Jumat, 29 Maret 2013

MITOS DAN ASAL USUL RAWA PENING



 
Rawa Pening ("pening" berasal dari "bening") adalah danau sekaligus tempat wisata air di Kabupaten Semarang, Jawa Tengah. Dengan luas 2.670 hektare ia menempati wilayah Kecamatan Ambarawa, Bawen, Tuntang, dan Banyubiru. Rawa Pening terletak di cekungan terendah lereng Gunung Merbabu, Gunung Telomoyo, dan Gunung Ungaran. Danau ini mengalami pendangkalan yang pesat. Pernah menjadi tempat mencari ikan, kini hampir seluruh permukaan rawa ini tertutup eceng gondok. Gulma ini juga sudah menutupi Sungai Tuntang, terutama di bagian hulu. Usaha mengatasi spesies invasif ini dilakukan dengan melakukan pembersihan serta pelatihan pemanfaatan eceng gondok dalam kerajinan, namun tekanan populasi tumbuhan ini sangat tinggi. Menurut legenda, Rawa Pening terbentuk dari muntahan air yang mengalir dari bekas cabutan lidi yang dilakukan oleh Baru Klinthing. Cerita Baru Klinthing yang berubah menjadi anak kecil yang penuh luka dan berbau amis sehingga tidak diterima masyarakat dan akhirnya ditolong janda tua ini sudah berlalu.



Rawa ini digemari sebagai obyek wisata pemancingan dan sarana olahraga air.
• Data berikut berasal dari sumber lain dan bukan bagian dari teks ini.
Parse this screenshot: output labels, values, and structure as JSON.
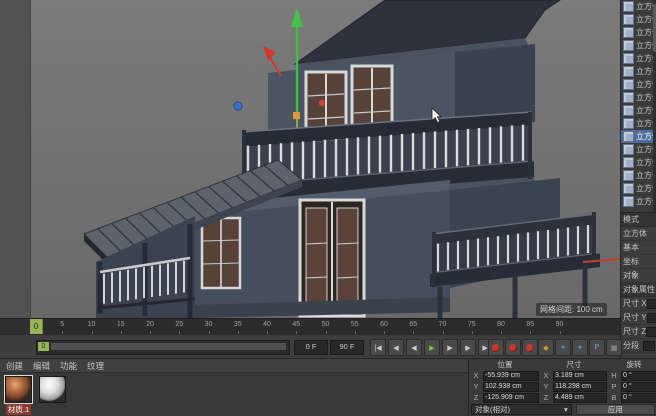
{
  "viewport": {
    "grid_label": "网格间距: 100 cm"
  },
  "object_manager": {
    "items": [
      {
        "label": "立方体",
        "selected": false
      },
      {
        "label": "立方体",
        "selected": false
      },
      {
        "label": "立方体",
        "selected": false
      },
      {
        "label": "立方体",
        "selected": false
      },
      {
        "label": "立方体",
        "selected": false
      },
      {
        "label": "立方体",
        "selected": false
      },
      {
        "label": "立方体",
        "selected": false
      },
      {
        "label": "立方体",
        "selected": false
      },
      {
        "label": "立方体",
        "selected": false
      },
      {
        "label": "立方体",
        "selected": false
      },
      {
        "label": "立方体",
        "selected": true
      },
      {
        "label": "立方体",
        "selected": false
      },
      {
        "label": "立方体",
        "selected": false
      },
      {
        "label": "立方体",
        "selected": false
      },
      {
        "label": "立方体",
        "selected": false
      },
      {
        "label": "立方体",
        "selected": false
      }
    ]
  },
  "attributes": {
    "rows": [
      {
        "label": "模式",
        "header": true
      },
      {
        "label": "立方体"
      },
      {
        "label": "基本"
      },
      {
        "label": "坐标"
      },
      {
        "label": "对象"
      },
      {
        "label": "对象属性",
        "header": true
      },
      {
        "label": "尺寸 X",
        "has_value": true
      },
      {
        "label": "尺寸 Y",
        "has_value": true
      },
      {
        "label": "尺寸 Z",
        "has_value": true
      },
      {
        "label": "分段",
        "has_value": true
      }
    ]
  },
  "timeline": {
    "playhead": "0",
    "start": "0 F",
    "end": "90 F",
    "ticks": [
      "5",
      "10",
      "15",
      "20",
      "25",
      "30",
      "35",
      "40",
      "45",
      "50",
      "55",
      "60",
      "65",
      "70",
      "75",
      "80",
      "85",
      "90"
    ],
    "transport": [
      {
        "name": "goto-start",
        "glyph": "|◀"
      },
      {
        "name": "previous-key",
        "glyph": "◀"
      },
      {
        "name": "previous-frame",
        "glyph": "◀"
      },
      {
        "name": "play",
        "glyph": "▶",
        "accent": true
      },
      {
        "name": "next-frame",
        "glyph": "▶"
      },
      {
        "name": "next-key",
        "glyph": "▶"
      },
      {
        "name": "goto-end",
        "glyph": "▶|"
      }
    ],
    "record": [
      {
        "name": "record-keyframe"
      },
      {
        "name": "record-autokey"
      },
      {
        "name": "record-options"
      }
    ],
    "extras": [
      {
        "name": "key-position",
        "glyph": "◆",
        "color": "#d89c3a"
      },
      {
        "name": "key-scale",
        "glyph": "●",
        "color": "#4f8fd0"
      },
      {
        "name": "key-rotation",
        "glyph": "●",
        "color": "#4f8fd0"
      },
      {
        "name": "key-parameter",
        "glyph": "P",
        "color": "#74a8e0"
      },
      {
        "name": "key-pla",
        "glyph": "▦",
        "color": "#9aa0a6"
      }
    ]
  },
  "materials": {
    "tabs": [
      "创建",
      "编辑",
      "功能",
      "纹理"
    ],
    "selected_material": "材质.1"
  },
  "coordinates": {
    "headers": [
      "位置",
      "尺寸",
      "旋转"
    ],
    "rows": [
      {
        "pos_axis": "X",
        "pos": "-55.939 cm",
        "size_axis": "X",
        "size": "3.189 cm",
        "rot_axis": "H",
        "rot": "0 °"
      },
      {
        "pos_axis": "Y",
        "pos": "102.938 cm",
        "size_axis": "Y",
        "size": "118.298 cm",
        "rot_axis": "P",
        "rot": "0 °"
      },
      {
        "pos_axis": "Z",
        "pos": "-125.909 cm",
        "size_axis": "Z",
        "size": "4.489 cm",
        "rot_axis": "B",
        "rot": "0 °"
      }
    ],
    "space_dropdown": "对象(相对)",
    "dropdown_arrow": "▾",
    "apply_button": "应用"
  },
  "colors": {
    "accent_green": "#46c44a",
    "accent_red": "#c53a2c",
    "selection_blue": "#4a6d9b",
    "playhead_green": "#95b45a"
  }
}
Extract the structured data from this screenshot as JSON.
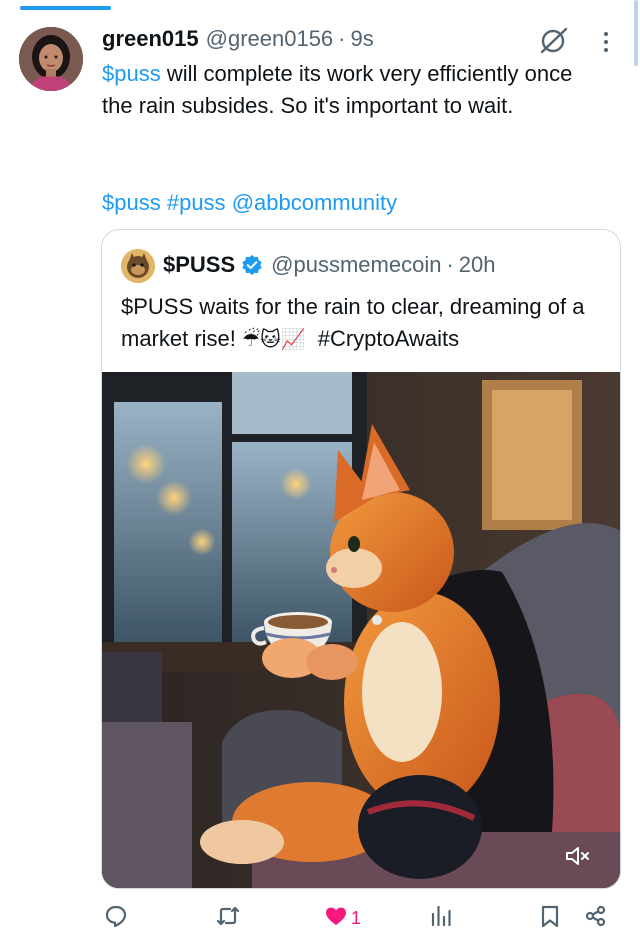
{
  "post": {
    "author": {
      "display_name": "green015",
      "handle": "@green0156",
      "separator": "·",
      "time": "9s"
    },
    "text": {
      "cashtag": "$puss",
      "body": " will complete its work very efficiently once the rain subsides. So it's important to wait."
    },
    "tags": {
      "cashtag": "$puss",
      "hashtag": "#puss",
      "mention": "@abbcommunity"
    },
    "icons": {
      "grok": "grok-icon",
      "more": "more-vertical-icon"
    }
  },
  "quoted": {
    "author": {
      "display_name": "$PUSS",
      "handle": "@pussmemecoin",
      "separator": "·",
      "time": "20h",
      "verified": true
    },
    "text": {
      "line1": "$PUSS waits for the rain to clear, dreaming of a market rise! ",
      "emojis": "☔🐱📈",
      "hashtag": "#CryptoAwaits"
    },
    "media": {
      "kind": "video",
      "muted": true
    }
  },
  "actions": {
    "reply": {
      "icon": "reply-icon"
    },
    "repost": {
      "icon": "repost-icon"
    },
    "like": {
      "icon": "heart-icon",
      "count": "1",
      "liked": true
    },
    "views": {
      "icon": "views-icon"
    },
    "bookmark": {
      "icon": "bookmark-icon"
    },
    "share": {
      "icon": "share-icon"
    }
  },
  "colors": {
    "accent": "#1d9bf0",
    "like": "#f91880",
    "text": "#0f1419",
    "secondary": "#536471"
  }
}
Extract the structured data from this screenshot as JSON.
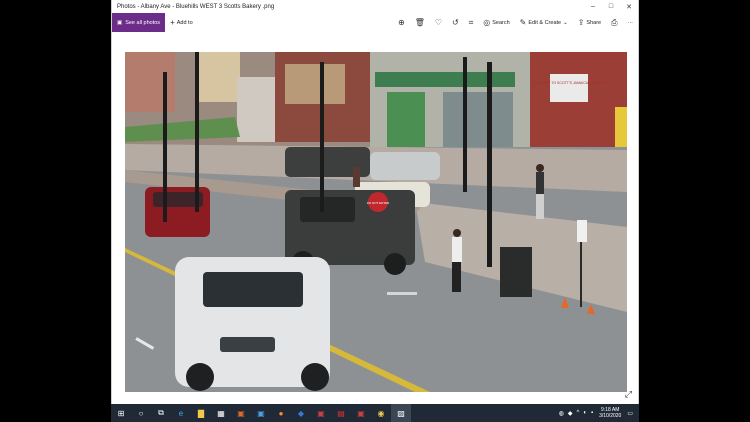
{
  "window": {
    "title": "Photos - Albany Ave - Bluehills WEST 3 Scotts Bakery .png",
    "minimize": "–",
    "maximize": "□",
    "close": "✕"
  },
  "toolbar": {
    "see_all_label": "See all photos",
    "add_to_label": "Add to",
    "search_label": "Search",
    "edit_create_label": "Edit & Create",
    "share_label": "Share",
    "more_label": "···"
  },
  "photo": {
    "sign_stop_text": "DO NOT ENTER",
    "bakery_sign": "WELCOME TO SCOTT'S JAMAICAN BAKERY"
  },
  "taskbar": {
    "time": "9:18 AM",
    "date": "3/10/2020"
  },
  "colors": {
    "accent": "#6b2c8a",
    "taskbar": "#1f2a36"
  }
}
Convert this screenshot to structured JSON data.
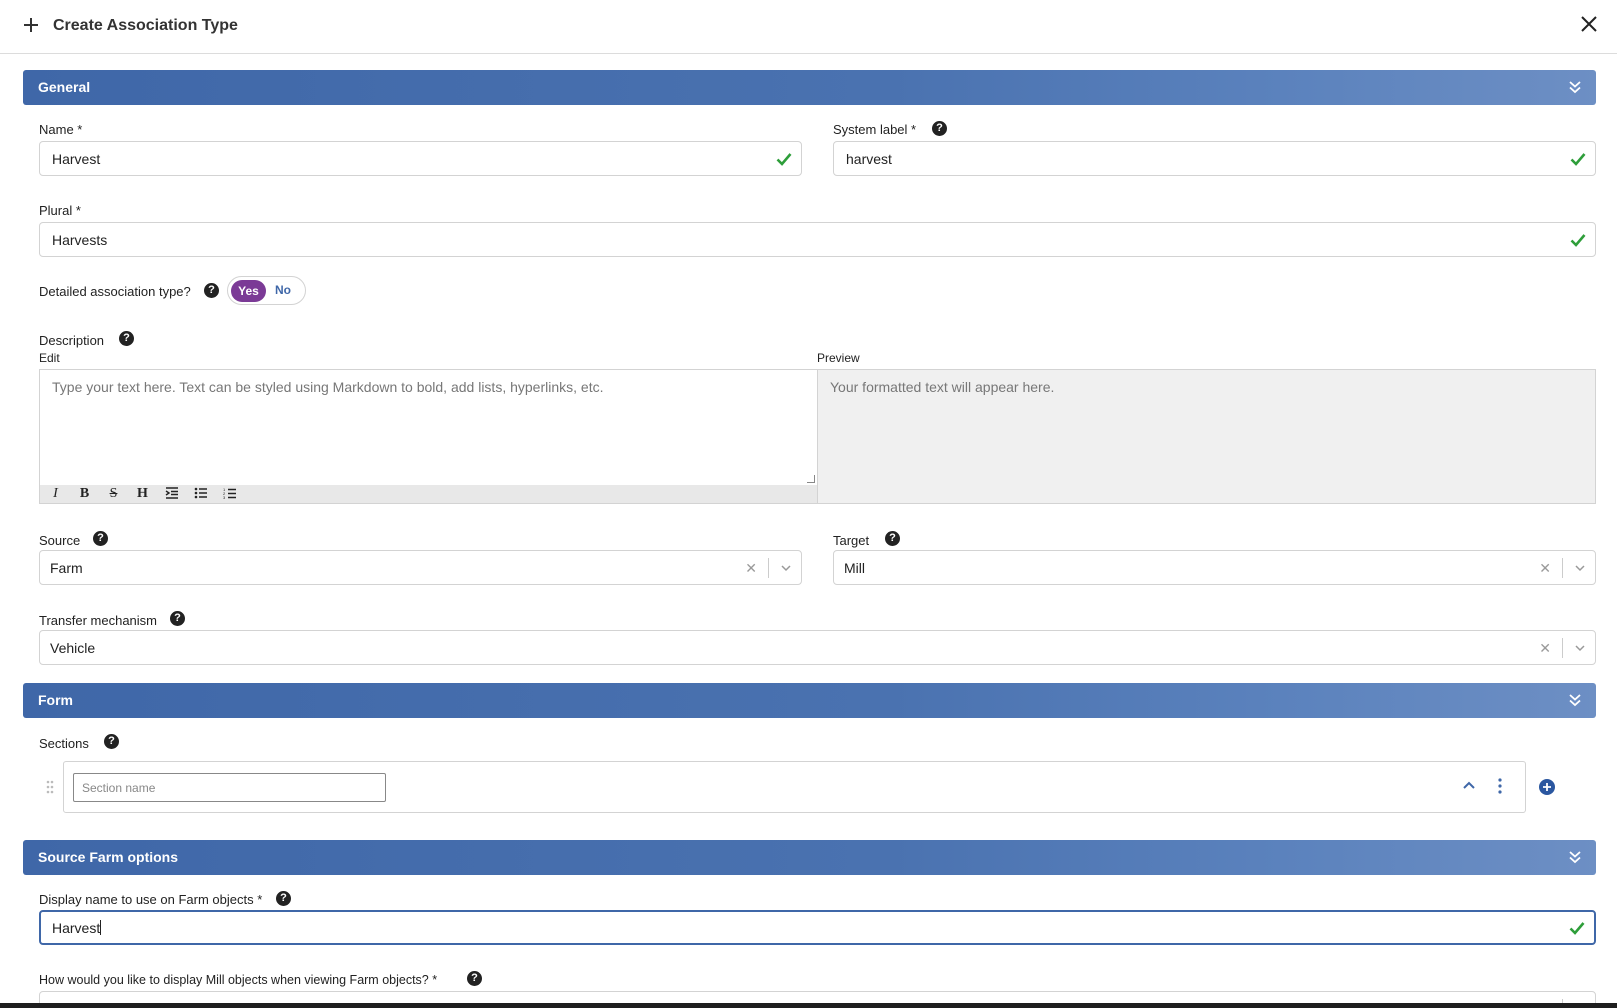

Disisi utara danau, hamparan besi berjajar kokoh terpancang. Rel kereta api yang menghubungkan Stasiun Ambarawa dengan Stasiun Tuntang membingkai sisi utara danau. Jikan anda beruntung maka bisa disaksikan Salah satu lokomotif dengan kode B 2503 buatan Maschinenfabriek Esslingen melintas dengan kepulan asap hitamnya. Lokomotif langaka hanya tinggal 3 yang masih tersisa di dunia yang saat ini selain di Swiss dan India. Kurang lengkap rasanya jika tidak melirik flora dan fauna yang menghuni Rawa Pening. Salah satu flora yang menjadi buah simalakama bagai perairan Rawa Pening adalah Eceng Gondok (Eichornia crassipes). Eceng gondong dengan perkembangbiakan vegetatif menjadi ledakan disaat menutupi sebagian besar permukaan danau. Volume air dapat dengan mudah disedot kepermukaan lewat laju transpirasi yang 7 kali lebih cepat oleh Eceng Gondok, selain itu penetrasi cahaya ke dalam danau juga terhambat. Disisi lain Eceng Gondok dimanfaatkan sebagai kerajinan, pupuk, dan tempat naungan ikan. Untuk keseimbangan ekositem rawa, maka Flora lain seperti Salvinia (Salvinia natans), Kangkung (Ipomoea reptans), Azola, Hidrilia dan aneka tanaman air menjadi penghuni tetap rawa. Berbagai fauna, seperti Biawak (Varanus salvator), burung kuntul (Bubulus coromandus), Bulus (Cylemis amboinensis), dan beraneka macam ikan air tawar.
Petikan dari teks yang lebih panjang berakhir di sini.